You know that chest pounding feeling you get when you're in trouble? Either you know you've screwed up, or worse you have no idea what you've done and you're frantically trying to race through all of the possibilities. When I walked through a side door and stepped up the well worn and grooved stairs in the ruins of Elgin Cathedral (circa 1215) my mind was admittedly mostly focused on trying to shove my flying hair back into my hat. But then I realized where I was...the circular chapter house of the cathedral where decisions got discussed and handed down, and discpline was decided. I went back and looked at the well worn slope in the step. I walked slowly back in (properly this time). The administering bishop sat on the highest chair, with others spanning out by rank. It must have been terrifying and otherworldly in maybe the same kind of way we look at sci-fi. In fact, the round church court almost could have been a set piece from Star Wars, a reminder that the threads of history still weave their way into current culture in all kinds of ways?
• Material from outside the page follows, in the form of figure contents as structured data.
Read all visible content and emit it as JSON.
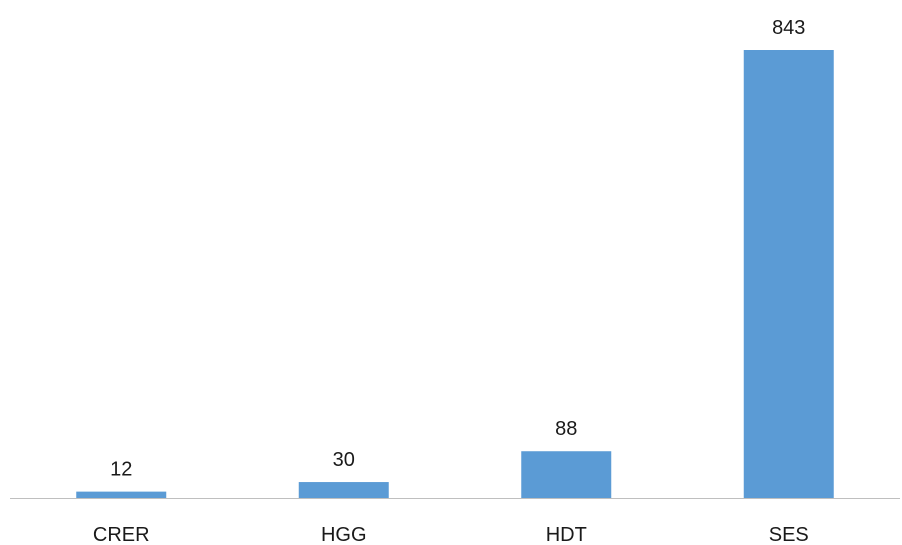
{
  "chart_data": {
    "type": "bar",
    "title": "",
    "xlabel": "",
    "ylabel": "",
    "categories": [
      "CRER",
      "HGG",
      "HDT",
      "SES"
    ],
    "values": [
      12,
      30,
      88,
      843
    ],
    "data_labels": [
      "12",
      "30",
      "88",
      "843"
    ],
    "ylim": [
      0,
      843
    ],
    "grid": false,
    "legend": "none",
    "bar_color": "#5b9bd5",
    "axis_color": "#bfbfbf"
  }
}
Continuing with my hypothetical ghosts, this area had its own Ramsay Snow. The Wolf of Badenoch, bastard son of the King's brother. The curator told us he was married to a lady who was very prayerful but not exactly "bonny in the face". While they both probably resented their marriage, she took to praying to saints and he took to spawning a lot of children as he rampaged through the countryside tormenting everyone with his corruption and debauchary. The bishop (in the aforementioned cathedral) finally had enough and excommunicated our Ramsay Bolton...who responded by burning down the cathedral. It seems Cathedrals around these parts had a habit of burning down every fifty years or so (always to be rebuilt). Until the Reformation when it wasn't fire that destroyed the place, but cold hard pragmatism. The lead from the roof was taken to pay soldiers their salary and the wood was chopped up for firewood during a particularly harsh winter. Without a roof, the cathedral crumbled in short order. A giant lego set of untold thousands of man hours...gone. I think I need to read Ecclesiastes again.
I could go on and on about the cathedral, but I still have to get to the distillery, so I'll leave off with one last tidbit. Their were carved faces at the meeting point of each structural center. They were called vault bosses which to my American ears sounds like a stone gargoyle mafia. And I know I'm probably the last person on the planet to know this, but castles (and cathedrals) were painted! Like glazed easter eggs instead of the somber gray stone we see these days.
After saying our respects to all of the Knights (and babies) buried at Elgin. We headed over to the Glen Moray distillery (don't ask me how to pronounce "Moray". It's not "Mor- aye" , they say it like "Murray", but whenever I say it like that, I get corrected. I finally just told the tour guide to call me a Sassenach. He obliged.)
After we left Glen Moray we went to a historic distillery Dallas Dhu (whose grandson settled and named Dallas TX). Scottish whiskey is verra serious business and drinking it is practically a national occupation (Also, Jim is definitely in the wrong business.) It was so cool to crawl all over the old historic distillery after learning all the nuts and bolts over at the modern one. I could so picture Jamie and Fergus shoveling grain with wee Germaine helping. Did you know it comes out clear and only gets its color from the barrels? (hash tag...more things I probably should have already known).
We're in Inverness now in some sort of little hole in the wall hostel. But it's clean(ish) and doesn't smell of patchouli and weed, so I'm counting it a win. It's also smack dab in the center of town which makes walking and eating easy (two of our favorite pastimes). We had venison sausage over stilton mashed tatties and steak pie. Yum. Took us several laps around the city in the rain to walk it off.